Brama Krakowska: a porta histórica de Lublin
A Brama Krakowska, ou Porta de Cracóvia, ergue-se como a principal entrada histórica para a Cidade Velha de Lublin. Situada na junção da Plac Władysława Łokietka com a Ulica Bramowa, esta estrutura imponente marca o limiar entre o moderno passeio pedonal de Krakowskie Przedmieście e as ruelas empedradas da Stare Miasto.
Um bastião de defesa medieval
Construída entre 1341 e 1344 por ordem do rei Casimiro III, o Grande, a porta foi erguida no rescaldo de uma devastadora incursão tártara em 1341. Tornou-se o bastião mais formidável da cintura defensiva de Lublin e herdou o nome da histórica rota comercial que ligava Cracóvia, Lublin e Vilnius.
Nos seus primeiros tempos, o acesso fazia-se através de uma ponte levadiça de madeira sobre um profundo fosso defensivo. Ao longo dos séculos, a estrutura adaptou-se às novas necessidades da cidade. Em meados do século XVI, foi acrescentado um anteporto renascentista fortificado e, por volta de 1585, instalou-se um dos primeiros mecanismos de relógio.
Historicamente, a porta servia de alojamento a funcionários municipais essenciais. Abrigava os guardas-noturnos, o relojoeiro oficial da cidade e o corneteiro municipal.
Evolução arquitetónica e restauro
A porta exibe um contraste visual impressionante, fruto de séculos de transformações arquitetónicas. Ao nível da rua, a base revela uma pesada alvenaria gótica em padrão xadrez, composta por tijolos de campo em tons de vermelho-escuro misturados com blocos irregulares de cré e calcário. A passagem pedonal abobadada cria uma sensação singular de compressão e eco. Sobre esta base maciça ergue-se uma superestrutura barroca octogonal, lisa e pintada.
Esta torre superior foi redesenhada em 1782 pelo arquiteto régio Domenico Merlini, a pedido da Comissão de Boa Ordem. Merlini acrescentou a caraterística cúpula de cobre da porta.
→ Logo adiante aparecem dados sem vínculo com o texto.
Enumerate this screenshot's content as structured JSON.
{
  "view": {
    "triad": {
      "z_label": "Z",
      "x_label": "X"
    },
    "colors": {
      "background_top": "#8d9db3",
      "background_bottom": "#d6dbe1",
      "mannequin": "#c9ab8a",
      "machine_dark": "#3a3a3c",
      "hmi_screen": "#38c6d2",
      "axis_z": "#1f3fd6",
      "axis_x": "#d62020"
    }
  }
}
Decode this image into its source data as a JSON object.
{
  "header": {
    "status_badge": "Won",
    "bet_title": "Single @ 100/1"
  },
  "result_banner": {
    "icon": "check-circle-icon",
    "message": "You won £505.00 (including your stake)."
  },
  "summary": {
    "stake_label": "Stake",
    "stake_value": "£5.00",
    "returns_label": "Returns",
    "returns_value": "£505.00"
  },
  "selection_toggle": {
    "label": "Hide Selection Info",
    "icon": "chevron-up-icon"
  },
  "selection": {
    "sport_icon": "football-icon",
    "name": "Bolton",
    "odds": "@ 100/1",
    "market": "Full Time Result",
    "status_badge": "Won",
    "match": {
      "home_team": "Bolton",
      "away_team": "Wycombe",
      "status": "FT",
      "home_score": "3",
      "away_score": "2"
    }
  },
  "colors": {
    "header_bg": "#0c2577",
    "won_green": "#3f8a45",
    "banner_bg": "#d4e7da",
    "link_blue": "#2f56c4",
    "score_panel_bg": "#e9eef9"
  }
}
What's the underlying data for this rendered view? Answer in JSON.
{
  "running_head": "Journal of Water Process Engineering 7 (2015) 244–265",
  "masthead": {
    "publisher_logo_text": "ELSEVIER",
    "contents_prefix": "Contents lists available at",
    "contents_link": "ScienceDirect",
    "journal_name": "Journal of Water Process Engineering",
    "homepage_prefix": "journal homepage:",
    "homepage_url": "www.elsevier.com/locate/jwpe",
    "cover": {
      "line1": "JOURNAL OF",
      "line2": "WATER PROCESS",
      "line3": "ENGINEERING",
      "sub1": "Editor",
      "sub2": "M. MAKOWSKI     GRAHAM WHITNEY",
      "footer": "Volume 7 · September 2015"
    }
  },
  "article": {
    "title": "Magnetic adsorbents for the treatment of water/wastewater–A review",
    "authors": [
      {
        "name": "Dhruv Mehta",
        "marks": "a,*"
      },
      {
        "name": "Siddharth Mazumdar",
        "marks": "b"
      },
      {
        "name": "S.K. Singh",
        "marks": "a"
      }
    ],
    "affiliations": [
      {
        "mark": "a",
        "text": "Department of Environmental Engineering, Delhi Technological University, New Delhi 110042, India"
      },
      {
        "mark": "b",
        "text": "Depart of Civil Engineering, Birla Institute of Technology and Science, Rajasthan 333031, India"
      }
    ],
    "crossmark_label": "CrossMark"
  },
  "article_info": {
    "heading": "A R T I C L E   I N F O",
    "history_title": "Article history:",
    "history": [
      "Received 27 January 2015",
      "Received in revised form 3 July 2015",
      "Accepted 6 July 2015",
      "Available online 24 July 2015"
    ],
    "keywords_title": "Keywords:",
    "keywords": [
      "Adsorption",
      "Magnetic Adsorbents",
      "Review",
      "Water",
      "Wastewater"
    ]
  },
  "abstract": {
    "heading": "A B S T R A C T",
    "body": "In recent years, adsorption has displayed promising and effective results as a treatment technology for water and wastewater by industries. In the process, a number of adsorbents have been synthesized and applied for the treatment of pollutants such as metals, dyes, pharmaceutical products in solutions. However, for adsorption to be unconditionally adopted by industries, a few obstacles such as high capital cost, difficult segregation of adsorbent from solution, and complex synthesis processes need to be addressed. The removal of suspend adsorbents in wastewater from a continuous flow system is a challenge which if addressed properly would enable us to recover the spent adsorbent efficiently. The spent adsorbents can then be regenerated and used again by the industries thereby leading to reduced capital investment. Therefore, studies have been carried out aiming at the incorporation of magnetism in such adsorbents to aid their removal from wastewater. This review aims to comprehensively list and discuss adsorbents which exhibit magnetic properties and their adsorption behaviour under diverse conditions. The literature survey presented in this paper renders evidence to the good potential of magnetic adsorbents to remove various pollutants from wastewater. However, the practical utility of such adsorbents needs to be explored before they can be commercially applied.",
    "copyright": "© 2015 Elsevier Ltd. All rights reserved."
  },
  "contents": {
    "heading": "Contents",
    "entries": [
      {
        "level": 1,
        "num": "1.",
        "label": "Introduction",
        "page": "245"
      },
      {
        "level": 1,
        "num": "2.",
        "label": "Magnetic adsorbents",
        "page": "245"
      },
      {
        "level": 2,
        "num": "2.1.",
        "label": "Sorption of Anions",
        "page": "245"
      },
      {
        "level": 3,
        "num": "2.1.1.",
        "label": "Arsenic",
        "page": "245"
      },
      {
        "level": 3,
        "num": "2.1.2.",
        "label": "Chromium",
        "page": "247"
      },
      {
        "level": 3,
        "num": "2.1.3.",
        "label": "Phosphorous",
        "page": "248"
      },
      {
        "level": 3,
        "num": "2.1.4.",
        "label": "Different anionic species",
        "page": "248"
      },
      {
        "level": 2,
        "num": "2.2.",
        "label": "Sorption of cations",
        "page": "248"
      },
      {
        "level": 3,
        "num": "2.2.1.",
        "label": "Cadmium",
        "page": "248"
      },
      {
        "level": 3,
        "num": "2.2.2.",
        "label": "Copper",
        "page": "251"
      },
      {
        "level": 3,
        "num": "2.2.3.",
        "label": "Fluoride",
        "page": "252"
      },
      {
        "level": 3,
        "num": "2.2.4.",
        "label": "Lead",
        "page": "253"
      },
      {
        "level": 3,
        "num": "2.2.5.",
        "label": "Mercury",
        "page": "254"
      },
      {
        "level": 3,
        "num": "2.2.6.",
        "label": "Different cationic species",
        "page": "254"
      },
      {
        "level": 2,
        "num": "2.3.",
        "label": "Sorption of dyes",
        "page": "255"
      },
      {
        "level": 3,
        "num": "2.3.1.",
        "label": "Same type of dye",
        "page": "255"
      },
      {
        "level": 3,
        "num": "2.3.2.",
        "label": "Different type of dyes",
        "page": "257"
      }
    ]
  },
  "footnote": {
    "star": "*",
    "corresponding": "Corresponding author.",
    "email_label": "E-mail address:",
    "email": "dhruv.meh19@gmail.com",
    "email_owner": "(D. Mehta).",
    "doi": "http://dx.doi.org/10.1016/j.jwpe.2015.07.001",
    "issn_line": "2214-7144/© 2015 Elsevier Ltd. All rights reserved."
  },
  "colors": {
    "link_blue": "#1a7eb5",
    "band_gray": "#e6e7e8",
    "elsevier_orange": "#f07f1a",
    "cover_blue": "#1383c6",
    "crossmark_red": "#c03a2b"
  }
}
No ponto mais alto, um cata-vento ostenta o monograma SAR (Stanislaus Augustus Rex) e a data de 1782, em honra do rei Stanisław August Poniatowski.
Entre 1959 e 1964, o edifício foi alvo de profundos restauros no pós-guerra. Foram removidas camadas supérfluas de reboco para expor a alvenaria gótica original do século XIV, que hoje define os pisos inferiores.
Ícones religiosos e exposições museológicas
A porta exibe ícones religiosos opostos nas suas fachadas. A parede exterior, voltada para a cidade moderna, apresenta uma imagem da Virgem Maria, enquanto a fachada interior, virada para a Cidade Velha, acolhe uma imagem de 1839 de Santo António de Pádua, o santo padroeiro de Lublin.
Desde 1979, a Porta de Cracóvia serve de sede ao Museu da História da Cidade de Lublin, um polo do Museu Nacional. O interior acolhe exposições permanentes que detalham o desenvolvimento urbano da cidade, desde os povoamentos pré-históricos até 1944.
O quinto piso oferece um miradouro sobre a Plac Łokietka e a Krakowskie Przedmieście, proporcionando uma perspetiva panorâmica sobre as paisagens históricas e modernas de Lublin.
FAQ
O que se encontra hoje no interior da Brama Krakowska?
Desde 1979, a porta acolhe o Museu da História da Cidade de Lublin. O museu apresenta exposições permanentes sobre o desenvolvimento urbano da cidade até 1944, e o quinto piso oferece um miradouro público com vista sobre a cidade.
Quem construiu a Porta de Cracóvia em Lublin?
A estrutura gótica original foi mandada erguer pelo rei Casimiro III, o Grande, entre 1341 e 1344, após uma incursão tártara. A torre barroca superior foi posteriormente redesenhada em 1782 pelo arquiteto régio Domenico Merlini.
O que significam as letras no cata-vento da Brama Krakowska?
O cata-vento ostenta o monograma SAR, que significa Stanislaus Augustus Rex. Inclui a data de 1782, assinalando o patrocínio régio de Stanisław August Poniatowski ao restauro da porta no final do século XVIII.